Polio, which a few years ago was on the verge of being eliminated globally, is coming back, according to the WHO.  Polio is a virus that mainly affects children under 5 by multiplying in their intestines and then attacking the nervous system.  It spreads through infected water. There are vaccines but no cure.  The WHO has issued a “World Health Emergency.” There were 68 deaths by the end of April this year compared to 24 in the same period last year.

Polio is endemic in three countries:  Pakistan, Afghanistan and Nigeria.  It is spreading in and from Pakistan because Islamic militants have blocked vaccination programs there.  Syria, which was polio-free for 14 years, has now been inflected from Pakistan. 

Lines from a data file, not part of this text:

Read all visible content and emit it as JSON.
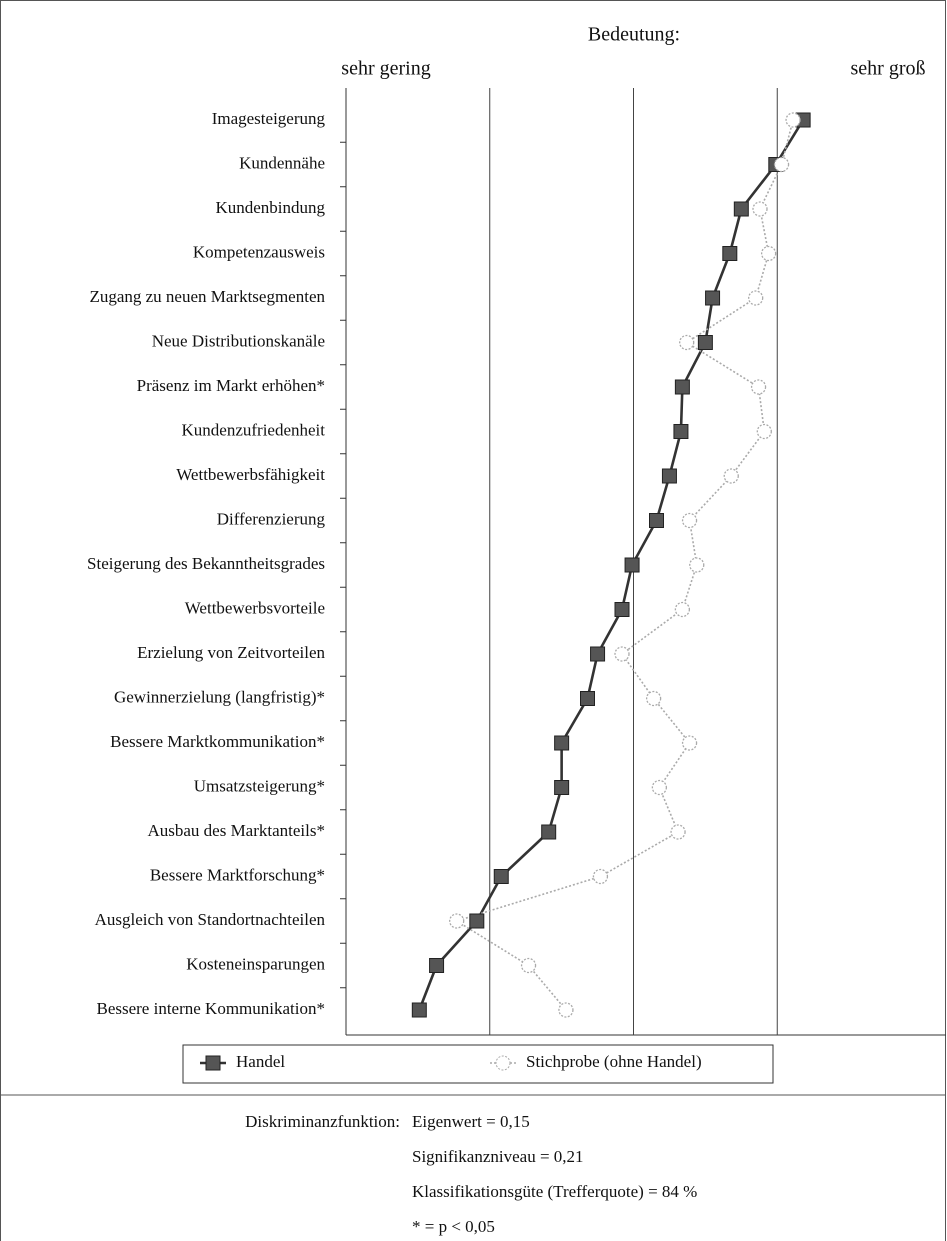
{
  "chart_data": {
    "type": "line",
    "orientation": "horizontal",
    "title": "Bedeutung:",
    "xlabel_left": "sehr gering",
    "xlabel_right": "sehr groß",
    "categories": [
      "Imagesteigerung",
      "Kundennähe",
      "Kundenbindung",
      "Kompetenzausweis",
      "Zugang zu neuen Marktsegmenten",
      "Neue Distributionskanäle",
      "Präsenz im Markt erhöhen*",
      "Kundenzufriedenheit",
      "Wettbewerbsfähigkeit",
      "Differenzierung",
      "Steigerung des Bekanntheitsgrades",
      "Wettbewerbsvorteile",
      "Erzielung von Zeitvorteilen",
      "Gewinnerzielung (langfristig)*",
      "Bessere Marktkommunikation*",
      "Umsatzsteigerung*",
      "Ausbau des Marktanteils*",
      "Bessere Marktforschung*",
      "Ausgleich von Standortnachteilen",
      "Kosteneinsparungen",
      "Bessere interne Kommunikation*"
    ],
    "series": [
      {
        "name": "Handel",
        "color": "#555555",
        "marker": "square",
        "values": [
          4.18,
          3.99,
          3.75,
          3.67,
          3.55,
          3.5,
          3.34,
          3.33,
          3.25,
          3.16,
          2.99,
          2.92,
          2.75,
          2.68,
          2.5,
          2.5,
          2.41,
          2.08,
          1.91,
          1.63,
          1.51
        ]
      },
      {
        "name": "Stichprobe (ohne Handel)",
        "color": "#aaaaaa",
        "marker": "circle",
        "values": [
          4.11,
          4.03,
          3.88,
          3.94,
          3.85,
          3.37,
          3.87,
          3.91,
          3.68,
          3.39,
          3.44,
          3.34,
          2.92,
          3.14,
          3.39,
          3.18,
          3.31,
          2.77,
          1.77,
          2.27,
          2.53
        ]
      }
    ],
    "xlim": [
      1,
      5
    ],
    "xgrid": [
      2,
      3,
      4
    ]
  },
  "notes": {
    "label": "Diskriminanzfunktion:",
    "lines": [
      "Eigenwert = 0,15",
      "Signifikanzniveau = 0,21",
      "Klassifikationsgüte (Trefferquote) = 84 %",
      "* = p < 0,05"
    ]
  }
}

Americans are becoming pariahs to international financial institutions

Deutsche Bank in Belgium has asked its clients who are US taxpayers to close their accounts by June.  In a letter, the bank said, “it is no longer allowed to use Internet, email, phone or fax to serve [US] retail clients.”  This is because of FATCA (The Foreign Account Tax Compliance Act) which is being phased in.  It required foreign banks to provide the IRS all financial information on all US taxpayers.  The penalties are draconian: a bank can be fined 30% of its annual US income for missing a single individual.

Americans have become pariahs to foreign financial institutions.  When I was living in Singapore several years ago, UBS announced that it would no longer accept any US citizens or green card holders as clients whether or not they lived abroad.  Will more individual Americans follow Pfizer and renounce their citizenship?

Gary Becker of the University of Chicago has died: Created "Rotten Kid Theorem."

RIP: Prof. Gary S. Becker of the University of Chicago died.  NYT: “Households, for example, were long seen as entities intent only on maximizing consumption, but Mr. Becker saw them as small factories that also produce valuable, though nonmarketable, basics of life, like leisure and sleeping.” He also came up with the “Rotten Kid Theorem:”  He wrote, “Children have an incentive to act altruistically toward each other as their parents want them to, even if children are really egotistical.” He believed that “behavior is driven by a much richer set of values and preferences that can also include altruism, loyalty and spite.”

The thing that I most remember is that he long ago said that children had changed from economic assets (i.e. a retirement program) of parents into consumption items.  Large families would come to be seen as signs of affluence.